L’année 2020 fut catastrophique pour les commerçants, avec un premier confinement, un couvre-feu et un nouveau confinement. Et des pertes de chiffres d’affaires atteignant parfois 95 %.
État, Région et Métropole ont apporté un soutien efficace mais, après le deuxième confinement, la situation reste complexe. « Certains commerçants sont tellement découragés, confie une fleuriste du Vieux Bourg, qu’ils ne trouvent plus la force de faire des démarches. »
Les villes sont elles aussi venues en aide aux artisans, commerçants et entreprises. Ainsi, à Vénissieux, plusieurs mesures ont été votées, à l’unanimité, au conseil municipal du 15 juillet : des exonérations, des réductions et, pour les commerces, une baisse de 30 % de la taxe locale appliquée aux enseignes supérieures à 7 m2. Petit geste supplémentaire : par affichage, la Ville recommandait aux habitants de consommer local.
Élu aux commerces et à l’économie sociale et solidaire, Nicolas Porret détaille les objectifs de la municipalité, au premier rang desquels l’accompagnement des commerçants dans la recherche d’aides. « Il existe un site très clair qui regroupe toutes les aides (les-aides.fr). En ce moment, le pôle économique de la Ville contacte l’ensemble des commerçants pour recenser les besoins. Nous sommes en train de mettre en place un annuaire du commerce de proximité, prochainement en ligne sur le site Internet de la Ville. »
Il constate, par ailleurs, une évolution du mode de consommation accentuée par la crise. Et qu’il faut trouver des solutions pour que les points de vente engagent leur transition digitale — ce sera d’ailleurs l’objet d’un fonds géré par la Métropole. « La grosse difficulté, c’est que les commerces devront faire évoluer leurs méthodes de travail, poursuit Nicolas Porret. La municipalité peut les accompagner mais l’action doit être menée par eux.

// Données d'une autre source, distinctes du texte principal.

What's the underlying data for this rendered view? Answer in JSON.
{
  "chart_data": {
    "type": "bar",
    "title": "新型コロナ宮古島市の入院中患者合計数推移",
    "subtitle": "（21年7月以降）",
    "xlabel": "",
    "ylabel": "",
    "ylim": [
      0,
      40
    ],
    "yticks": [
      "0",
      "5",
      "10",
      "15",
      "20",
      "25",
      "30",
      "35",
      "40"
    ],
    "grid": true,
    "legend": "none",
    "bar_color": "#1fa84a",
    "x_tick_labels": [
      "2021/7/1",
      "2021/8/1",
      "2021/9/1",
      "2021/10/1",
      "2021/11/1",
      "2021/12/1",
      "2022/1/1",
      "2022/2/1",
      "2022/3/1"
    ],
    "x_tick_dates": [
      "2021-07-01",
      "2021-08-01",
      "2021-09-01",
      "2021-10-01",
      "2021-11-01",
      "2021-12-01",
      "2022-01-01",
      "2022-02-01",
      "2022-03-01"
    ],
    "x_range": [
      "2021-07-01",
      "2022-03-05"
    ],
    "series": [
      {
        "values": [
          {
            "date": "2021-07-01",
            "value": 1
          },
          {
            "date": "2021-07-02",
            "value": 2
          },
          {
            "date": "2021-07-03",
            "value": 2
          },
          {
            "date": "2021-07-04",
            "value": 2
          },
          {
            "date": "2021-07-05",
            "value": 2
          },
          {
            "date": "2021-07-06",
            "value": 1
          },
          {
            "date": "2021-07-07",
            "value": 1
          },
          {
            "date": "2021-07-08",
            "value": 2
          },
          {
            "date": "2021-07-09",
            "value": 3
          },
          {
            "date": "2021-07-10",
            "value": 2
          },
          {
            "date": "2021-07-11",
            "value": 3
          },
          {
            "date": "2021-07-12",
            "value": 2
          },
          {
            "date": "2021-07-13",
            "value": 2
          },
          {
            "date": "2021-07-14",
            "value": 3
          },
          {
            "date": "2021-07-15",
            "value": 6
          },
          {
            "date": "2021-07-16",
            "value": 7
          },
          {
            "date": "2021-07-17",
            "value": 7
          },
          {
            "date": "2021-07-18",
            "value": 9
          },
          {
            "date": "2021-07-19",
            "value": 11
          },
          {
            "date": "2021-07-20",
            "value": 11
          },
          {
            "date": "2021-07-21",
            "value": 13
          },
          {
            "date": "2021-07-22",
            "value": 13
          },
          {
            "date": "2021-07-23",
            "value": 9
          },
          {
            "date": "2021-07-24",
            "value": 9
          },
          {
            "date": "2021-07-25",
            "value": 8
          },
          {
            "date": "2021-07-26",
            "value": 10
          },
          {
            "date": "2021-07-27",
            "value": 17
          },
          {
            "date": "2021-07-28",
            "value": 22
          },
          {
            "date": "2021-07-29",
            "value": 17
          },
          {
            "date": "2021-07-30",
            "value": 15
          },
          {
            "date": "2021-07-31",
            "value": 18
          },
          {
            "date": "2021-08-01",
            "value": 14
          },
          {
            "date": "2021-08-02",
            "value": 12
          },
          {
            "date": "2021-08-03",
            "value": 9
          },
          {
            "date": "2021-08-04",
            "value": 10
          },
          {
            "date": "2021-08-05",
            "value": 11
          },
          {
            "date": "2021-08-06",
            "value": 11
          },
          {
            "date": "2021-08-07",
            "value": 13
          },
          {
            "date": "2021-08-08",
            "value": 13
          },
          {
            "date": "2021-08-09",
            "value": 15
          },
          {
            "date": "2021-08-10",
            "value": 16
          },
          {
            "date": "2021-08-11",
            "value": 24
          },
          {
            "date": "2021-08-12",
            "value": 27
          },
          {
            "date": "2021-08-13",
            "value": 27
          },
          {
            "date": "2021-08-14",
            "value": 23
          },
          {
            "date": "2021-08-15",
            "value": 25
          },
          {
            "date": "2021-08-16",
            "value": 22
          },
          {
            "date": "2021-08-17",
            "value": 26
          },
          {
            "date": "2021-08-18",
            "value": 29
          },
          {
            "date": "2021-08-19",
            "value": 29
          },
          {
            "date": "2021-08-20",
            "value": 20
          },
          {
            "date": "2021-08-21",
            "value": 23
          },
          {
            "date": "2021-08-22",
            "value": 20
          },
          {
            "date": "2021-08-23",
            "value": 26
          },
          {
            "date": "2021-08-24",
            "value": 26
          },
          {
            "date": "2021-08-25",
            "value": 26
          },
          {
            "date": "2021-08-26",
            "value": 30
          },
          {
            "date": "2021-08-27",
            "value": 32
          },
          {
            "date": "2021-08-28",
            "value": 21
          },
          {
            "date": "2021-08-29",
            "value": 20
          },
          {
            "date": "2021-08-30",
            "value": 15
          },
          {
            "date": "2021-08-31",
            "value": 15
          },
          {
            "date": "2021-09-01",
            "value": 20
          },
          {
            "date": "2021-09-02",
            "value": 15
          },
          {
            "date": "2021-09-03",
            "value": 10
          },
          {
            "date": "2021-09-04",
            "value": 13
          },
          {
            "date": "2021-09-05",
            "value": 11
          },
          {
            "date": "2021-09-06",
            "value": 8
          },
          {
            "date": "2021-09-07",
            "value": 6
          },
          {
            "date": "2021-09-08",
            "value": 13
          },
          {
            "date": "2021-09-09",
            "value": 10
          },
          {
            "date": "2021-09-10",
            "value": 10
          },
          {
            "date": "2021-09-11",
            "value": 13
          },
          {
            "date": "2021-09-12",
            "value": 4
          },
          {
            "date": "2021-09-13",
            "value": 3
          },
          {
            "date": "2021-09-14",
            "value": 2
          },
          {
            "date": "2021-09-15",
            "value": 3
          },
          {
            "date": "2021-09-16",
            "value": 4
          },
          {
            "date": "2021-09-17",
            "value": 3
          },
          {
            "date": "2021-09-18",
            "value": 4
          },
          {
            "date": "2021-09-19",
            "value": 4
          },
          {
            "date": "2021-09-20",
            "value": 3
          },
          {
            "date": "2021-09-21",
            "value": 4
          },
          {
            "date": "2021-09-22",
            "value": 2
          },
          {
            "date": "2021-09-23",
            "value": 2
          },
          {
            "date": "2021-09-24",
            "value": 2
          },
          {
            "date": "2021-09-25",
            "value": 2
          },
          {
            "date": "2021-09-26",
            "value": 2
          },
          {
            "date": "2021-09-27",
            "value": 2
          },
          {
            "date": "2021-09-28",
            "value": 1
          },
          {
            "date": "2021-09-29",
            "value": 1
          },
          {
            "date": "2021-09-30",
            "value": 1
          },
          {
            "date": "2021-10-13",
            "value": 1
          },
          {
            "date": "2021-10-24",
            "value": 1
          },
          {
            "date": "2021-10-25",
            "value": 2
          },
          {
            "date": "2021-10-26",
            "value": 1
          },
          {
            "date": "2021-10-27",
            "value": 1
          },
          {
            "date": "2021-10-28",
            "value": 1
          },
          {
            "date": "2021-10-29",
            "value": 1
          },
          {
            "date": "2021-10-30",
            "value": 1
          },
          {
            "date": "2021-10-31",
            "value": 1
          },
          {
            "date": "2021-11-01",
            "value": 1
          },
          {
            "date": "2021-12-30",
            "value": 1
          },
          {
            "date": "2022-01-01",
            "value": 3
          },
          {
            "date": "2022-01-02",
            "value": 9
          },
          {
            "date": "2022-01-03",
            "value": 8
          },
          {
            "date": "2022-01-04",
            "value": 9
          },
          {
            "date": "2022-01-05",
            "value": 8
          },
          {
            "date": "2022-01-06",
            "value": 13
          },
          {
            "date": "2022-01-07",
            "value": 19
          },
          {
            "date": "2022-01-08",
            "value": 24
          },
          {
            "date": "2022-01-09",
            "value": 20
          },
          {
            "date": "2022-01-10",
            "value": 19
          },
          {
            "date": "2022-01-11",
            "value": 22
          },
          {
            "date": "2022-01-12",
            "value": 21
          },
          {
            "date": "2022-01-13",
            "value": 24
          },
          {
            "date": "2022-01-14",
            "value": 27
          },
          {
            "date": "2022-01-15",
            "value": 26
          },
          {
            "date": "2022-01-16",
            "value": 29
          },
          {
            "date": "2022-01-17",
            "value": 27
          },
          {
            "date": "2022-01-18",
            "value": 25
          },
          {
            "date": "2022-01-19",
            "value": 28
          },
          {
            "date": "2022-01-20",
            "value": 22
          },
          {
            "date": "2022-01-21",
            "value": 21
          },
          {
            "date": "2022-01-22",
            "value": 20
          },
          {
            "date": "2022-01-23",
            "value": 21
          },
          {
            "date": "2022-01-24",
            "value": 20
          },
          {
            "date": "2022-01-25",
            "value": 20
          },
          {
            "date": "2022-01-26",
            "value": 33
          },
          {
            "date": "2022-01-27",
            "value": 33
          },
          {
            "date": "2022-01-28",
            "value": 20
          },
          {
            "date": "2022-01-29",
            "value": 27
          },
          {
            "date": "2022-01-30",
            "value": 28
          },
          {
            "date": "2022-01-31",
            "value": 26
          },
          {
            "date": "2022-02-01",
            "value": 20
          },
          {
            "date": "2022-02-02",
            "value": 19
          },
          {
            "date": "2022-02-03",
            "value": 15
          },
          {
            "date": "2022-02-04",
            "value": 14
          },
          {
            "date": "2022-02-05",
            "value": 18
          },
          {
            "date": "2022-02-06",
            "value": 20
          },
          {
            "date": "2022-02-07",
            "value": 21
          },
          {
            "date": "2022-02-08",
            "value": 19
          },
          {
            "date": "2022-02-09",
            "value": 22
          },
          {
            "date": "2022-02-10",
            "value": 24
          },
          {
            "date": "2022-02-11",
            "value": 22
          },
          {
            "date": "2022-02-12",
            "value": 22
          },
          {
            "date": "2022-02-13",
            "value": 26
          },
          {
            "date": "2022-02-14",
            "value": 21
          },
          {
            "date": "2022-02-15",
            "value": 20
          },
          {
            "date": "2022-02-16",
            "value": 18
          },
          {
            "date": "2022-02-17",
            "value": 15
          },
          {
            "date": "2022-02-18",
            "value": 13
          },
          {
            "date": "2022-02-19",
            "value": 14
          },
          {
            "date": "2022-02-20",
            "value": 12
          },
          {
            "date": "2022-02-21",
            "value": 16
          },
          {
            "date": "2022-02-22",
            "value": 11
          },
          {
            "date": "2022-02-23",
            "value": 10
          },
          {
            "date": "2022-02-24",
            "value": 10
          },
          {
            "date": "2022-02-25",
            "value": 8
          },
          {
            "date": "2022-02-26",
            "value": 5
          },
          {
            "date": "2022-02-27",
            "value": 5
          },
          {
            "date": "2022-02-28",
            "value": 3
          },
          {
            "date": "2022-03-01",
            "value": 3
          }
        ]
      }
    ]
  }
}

Comment les aider sans imposer ? D’un secteur à l’autre, ils ont tous des besoins différents. Une stratégie numérique, ça se travaille sur le long terme. »
« Les commerçants ne doivent pas hésiter à contacter la municipalité, rappelle l’élu. Certaines aides existent mais restent peu accessibles. L’État a peut-être aujourd’hui moins de moyens. Nous essayons d’aider les commerces à traverser cette crise, à la hauteur de nos possibilités. »
Patrick Tattoo : prudence et incertitudes
Patrick a abordé la crise actuelle avec beaucoup de prudence. « J’ai mis des sous de côté mais je comprends les confrères qui ont des difficultés. Un crédit professionnel ne peut être repoussé qu’une seule fois dans l’année. En mars et avril, l’État a donné une aide de 1 500 euros et la Métropole de 1 000 euros. »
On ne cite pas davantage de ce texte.